The smooth jazz format enjoyed a long era of success in the Atlanta radio market. Before smooth jazz came to 107.5 in 2001 for nine years, it had a six-year run on WJZF (now WALR-FM) from 1994 to 2000.

===Return of "Majic 107.5"===
On January 28, 2009, WJZZ dropped smooth jazz, and returned to an urban AC format, resurrecting the original branding "Majic 107.5". On February 16, 2009, the "Praise 97.5" format and WPZE call sign was moved to 102.5 FM. The 97.5 facility then began simulcasting WJZZ-FM as "Majic 107.5 | 97.5" (and would adopt the WUMJ call letters).

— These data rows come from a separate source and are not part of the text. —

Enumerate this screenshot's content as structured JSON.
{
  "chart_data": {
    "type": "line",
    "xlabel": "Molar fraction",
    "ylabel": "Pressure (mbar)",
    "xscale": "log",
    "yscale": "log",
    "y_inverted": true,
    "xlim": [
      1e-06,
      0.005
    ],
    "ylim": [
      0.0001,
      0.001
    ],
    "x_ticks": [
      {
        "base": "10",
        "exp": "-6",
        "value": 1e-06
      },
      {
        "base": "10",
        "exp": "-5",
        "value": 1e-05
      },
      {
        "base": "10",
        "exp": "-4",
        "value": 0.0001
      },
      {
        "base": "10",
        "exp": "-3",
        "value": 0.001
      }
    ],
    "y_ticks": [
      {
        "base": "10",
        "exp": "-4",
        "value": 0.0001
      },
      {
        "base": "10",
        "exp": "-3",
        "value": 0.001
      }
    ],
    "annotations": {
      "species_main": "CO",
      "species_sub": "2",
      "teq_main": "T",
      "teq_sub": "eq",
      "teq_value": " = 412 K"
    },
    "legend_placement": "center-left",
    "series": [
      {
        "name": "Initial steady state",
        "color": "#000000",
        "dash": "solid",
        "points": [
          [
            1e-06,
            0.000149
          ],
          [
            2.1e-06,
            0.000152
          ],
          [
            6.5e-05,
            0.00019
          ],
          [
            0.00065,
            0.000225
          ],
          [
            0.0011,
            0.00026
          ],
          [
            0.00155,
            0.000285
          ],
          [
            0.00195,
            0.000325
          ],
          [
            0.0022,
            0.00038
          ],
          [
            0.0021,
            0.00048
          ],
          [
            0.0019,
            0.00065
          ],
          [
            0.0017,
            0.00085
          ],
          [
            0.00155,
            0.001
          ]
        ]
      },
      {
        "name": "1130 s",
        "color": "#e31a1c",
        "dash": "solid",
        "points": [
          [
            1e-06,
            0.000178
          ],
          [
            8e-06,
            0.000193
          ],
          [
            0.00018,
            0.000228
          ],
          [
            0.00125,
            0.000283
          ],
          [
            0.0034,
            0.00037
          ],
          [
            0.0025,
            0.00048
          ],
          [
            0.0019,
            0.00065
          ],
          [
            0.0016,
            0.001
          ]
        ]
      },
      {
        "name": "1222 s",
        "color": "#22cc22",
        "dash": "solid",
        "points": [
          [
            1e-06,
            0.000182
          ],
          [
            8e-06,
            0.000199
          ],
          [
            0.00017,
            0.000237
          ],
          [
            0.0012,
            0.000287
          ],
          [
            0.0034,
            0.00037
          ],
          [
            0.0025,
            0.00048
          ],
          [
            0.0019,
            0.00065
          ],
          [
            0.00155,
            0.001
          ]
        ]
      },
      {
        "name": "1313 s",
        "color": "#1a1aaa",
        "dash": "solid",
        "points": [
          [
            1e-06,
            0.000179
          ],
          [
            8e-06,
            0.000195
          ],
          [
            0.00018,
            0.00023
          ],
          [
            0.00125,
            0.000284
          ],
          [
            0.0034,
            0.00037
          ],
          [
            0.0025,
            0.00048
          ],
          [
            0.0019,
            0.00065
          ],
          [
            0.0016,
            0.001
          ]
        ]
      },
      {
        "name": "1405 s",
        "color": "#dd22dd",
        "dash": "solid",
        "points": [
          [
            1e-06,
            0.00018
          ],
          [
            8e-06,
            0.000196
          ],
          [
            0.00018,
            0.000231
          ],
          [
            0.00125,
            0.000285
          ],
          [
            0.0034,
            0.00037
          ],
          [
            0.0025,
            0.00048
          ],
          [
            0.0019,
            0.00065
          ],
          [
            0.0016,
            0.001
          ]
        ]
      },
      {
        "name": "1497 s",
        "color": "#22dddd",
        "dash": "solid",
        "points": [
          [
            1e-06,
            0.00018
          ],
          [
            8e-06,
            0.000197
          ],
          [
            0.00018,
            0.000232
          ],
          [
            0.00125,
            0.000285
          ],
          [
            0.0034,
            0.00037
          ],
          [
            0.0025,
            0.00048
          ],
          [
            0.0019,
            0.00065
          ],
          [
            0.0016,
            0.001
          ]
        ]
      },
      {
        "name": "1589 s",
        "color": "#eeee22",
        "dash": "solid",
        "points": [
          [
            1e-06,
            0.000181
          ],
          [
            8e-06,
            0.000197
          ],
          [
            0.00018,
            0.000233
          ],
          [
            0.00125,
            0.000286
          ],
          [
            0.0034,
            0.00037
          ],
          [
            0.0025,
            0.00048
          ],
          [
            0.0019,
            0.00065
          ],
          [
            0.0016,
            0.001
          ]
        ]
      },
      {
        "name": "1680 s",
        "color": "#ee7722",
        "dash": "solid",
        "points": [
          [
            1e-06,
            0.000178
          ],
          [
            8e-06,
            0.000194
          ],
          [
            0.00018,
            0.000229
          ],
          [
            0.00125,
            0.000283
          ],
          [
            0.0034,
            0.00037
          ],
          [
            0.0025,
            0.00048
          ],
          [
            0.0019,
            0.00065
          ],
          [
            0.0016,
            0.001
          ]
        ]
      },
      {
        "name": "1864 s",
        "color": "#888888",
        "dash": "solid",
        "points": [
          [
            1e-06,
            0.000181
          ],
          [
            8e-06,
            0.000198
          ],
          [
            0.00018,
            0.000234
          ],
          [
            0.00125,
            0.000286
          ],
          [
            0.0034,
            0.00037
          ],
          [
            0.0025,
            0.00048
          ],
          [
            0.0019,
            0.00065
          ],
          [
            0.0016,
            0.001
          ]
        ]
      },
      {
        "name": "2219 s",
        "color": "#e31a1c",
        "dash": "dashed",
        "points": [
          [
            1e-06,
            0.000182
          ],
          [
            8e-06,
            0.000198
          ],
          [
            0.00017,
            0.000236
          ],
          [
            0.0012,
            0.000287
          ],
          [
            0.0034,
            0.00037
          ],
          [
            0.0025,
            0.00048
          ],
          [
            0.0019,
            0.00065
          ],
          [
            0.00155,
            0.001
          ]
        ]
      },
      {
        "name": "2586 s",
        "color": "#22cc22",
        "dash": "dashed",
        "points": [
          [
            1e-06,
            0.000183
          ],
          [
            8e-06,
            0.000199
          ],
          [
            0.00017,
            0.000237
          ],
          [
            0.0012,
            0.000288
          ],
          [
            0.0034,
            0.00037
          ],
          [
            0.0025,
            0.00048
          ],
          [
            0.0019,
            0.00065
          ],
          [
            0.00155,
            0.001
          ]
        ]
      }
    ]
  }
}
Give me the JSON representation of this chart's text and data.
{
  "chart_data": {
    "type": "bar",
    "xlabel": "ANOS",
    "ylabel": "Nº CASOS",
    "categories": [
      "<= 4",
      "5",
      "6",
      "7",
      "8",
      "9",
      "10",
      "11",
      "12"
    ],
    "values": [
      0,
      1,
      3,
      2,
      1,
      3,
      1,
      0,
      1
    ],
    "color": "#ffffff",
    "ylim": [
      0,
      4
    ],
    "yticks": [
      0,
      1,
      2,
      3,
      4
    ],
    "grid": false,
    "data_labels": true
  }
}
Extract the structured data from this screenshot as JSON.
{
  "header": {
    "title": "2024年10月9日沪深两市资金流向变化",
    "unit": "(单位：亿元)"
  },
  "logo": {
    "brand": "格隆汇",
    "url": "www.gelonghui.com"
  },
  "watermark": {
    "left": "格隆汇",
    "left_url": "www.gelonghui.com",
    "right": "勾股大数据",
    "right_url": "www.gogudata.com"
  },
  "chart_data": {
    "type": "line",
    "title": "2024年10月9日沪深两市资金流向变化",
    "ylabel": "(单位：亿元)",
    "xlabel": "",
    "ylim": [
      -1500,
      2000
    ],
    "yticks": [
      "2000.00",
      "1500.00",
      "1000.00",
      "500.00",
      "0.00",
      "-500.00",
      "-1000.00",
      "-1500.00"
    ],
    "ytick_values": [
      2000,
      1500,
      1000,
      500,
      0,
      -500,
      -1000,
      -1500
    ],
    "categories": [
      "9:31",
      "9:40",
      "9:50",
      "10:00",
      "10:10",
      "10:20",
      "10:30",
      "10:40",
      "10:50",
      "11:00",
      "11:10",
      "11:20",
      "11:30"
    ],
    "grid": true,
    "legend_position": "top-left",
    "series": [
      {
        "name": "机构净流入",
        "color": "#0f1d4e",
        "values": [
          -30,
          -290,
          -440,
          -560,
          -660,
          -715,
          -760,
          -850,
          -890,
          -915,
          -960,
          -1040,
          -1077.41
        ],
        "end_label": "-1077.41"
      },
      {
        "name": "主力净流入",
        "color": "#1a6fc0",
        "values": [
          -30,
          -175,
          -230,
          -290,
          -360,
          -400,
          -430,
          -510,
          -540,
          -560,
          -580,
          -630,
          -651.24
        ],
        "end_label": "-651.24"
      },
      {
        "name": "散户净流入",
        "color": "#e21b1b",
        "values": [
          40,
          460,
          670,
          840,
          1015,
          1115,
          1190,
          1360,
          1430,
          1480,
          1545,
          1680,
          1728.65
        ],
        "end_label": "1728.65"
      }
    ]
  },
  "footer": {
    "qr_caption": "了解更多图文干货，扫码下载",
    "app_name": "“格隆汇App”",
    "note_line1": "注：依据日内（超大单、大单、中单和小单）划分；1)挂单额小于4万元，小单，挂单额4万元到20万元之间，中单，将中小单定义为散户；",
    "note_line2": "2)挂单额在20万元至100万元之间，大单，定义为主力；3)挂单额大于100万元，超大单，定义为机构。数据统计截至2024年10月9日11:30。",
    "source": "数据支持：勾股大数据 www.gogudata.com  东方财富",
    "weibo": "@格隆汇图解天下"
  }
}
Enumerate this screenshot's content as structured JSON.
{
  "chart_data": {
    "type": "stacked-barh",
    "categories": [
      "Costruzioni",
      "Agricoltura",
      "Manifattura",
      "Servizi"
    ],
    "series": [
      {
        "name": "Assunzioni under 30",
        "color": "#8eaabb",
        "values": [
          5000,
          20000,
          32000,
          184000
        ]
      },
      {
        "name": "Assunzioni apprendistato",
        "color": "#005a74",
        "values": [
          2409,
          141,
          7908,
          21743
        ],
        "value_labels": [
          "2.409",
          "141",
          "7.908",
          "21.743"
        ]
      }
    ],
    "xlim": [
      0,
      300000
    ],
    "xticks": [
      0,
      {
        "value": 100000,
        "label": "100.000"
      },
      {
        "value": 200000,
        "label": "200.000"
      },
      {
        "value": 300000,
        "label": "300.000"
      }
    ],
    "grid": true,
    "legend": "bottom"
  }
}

After seven and a half years at 102.5, the WAMJ call sign returned to 107.5 on February 27, 2009. In light of the move, the old WAMJ moniker from its 102.5 days, "Grown Folks Radio," was dropped.

===Atlanta's Best Mix of R&B===
The call letter switch to WAMJ also led to a change in slogans to "Atlanta's Best Mix of R&B". This became the third incarnation of the urban AC format for WAMJ.

With the format shuffle, WAMJ incorporated more 1980s and 1990s R&B into its playlist. This led competitor WALR-FM to adjust its Urban Oldies format to more recent adult music to maintain a competitive edge. WAMJ became the Atlanta home for the nationally syndicated Steve Harvey Morning Show; this was in contrast to most of Radio One's Urban AC stations, which instead ran the Tom Joyner Morning Show.

WUMJ received a signal upgrade in 2013, going from 21,300 watts to 50,000 watts. The simulcast with 97.5 ended on January 10, 2016, as WUMJ's signal now overlapped with WUMJ's coverage area. However, WUMJ resumed its simulcast with WAMJ on July 29, 2016, when some listeners told management that they were not able to receive 107.5 MHz clearly.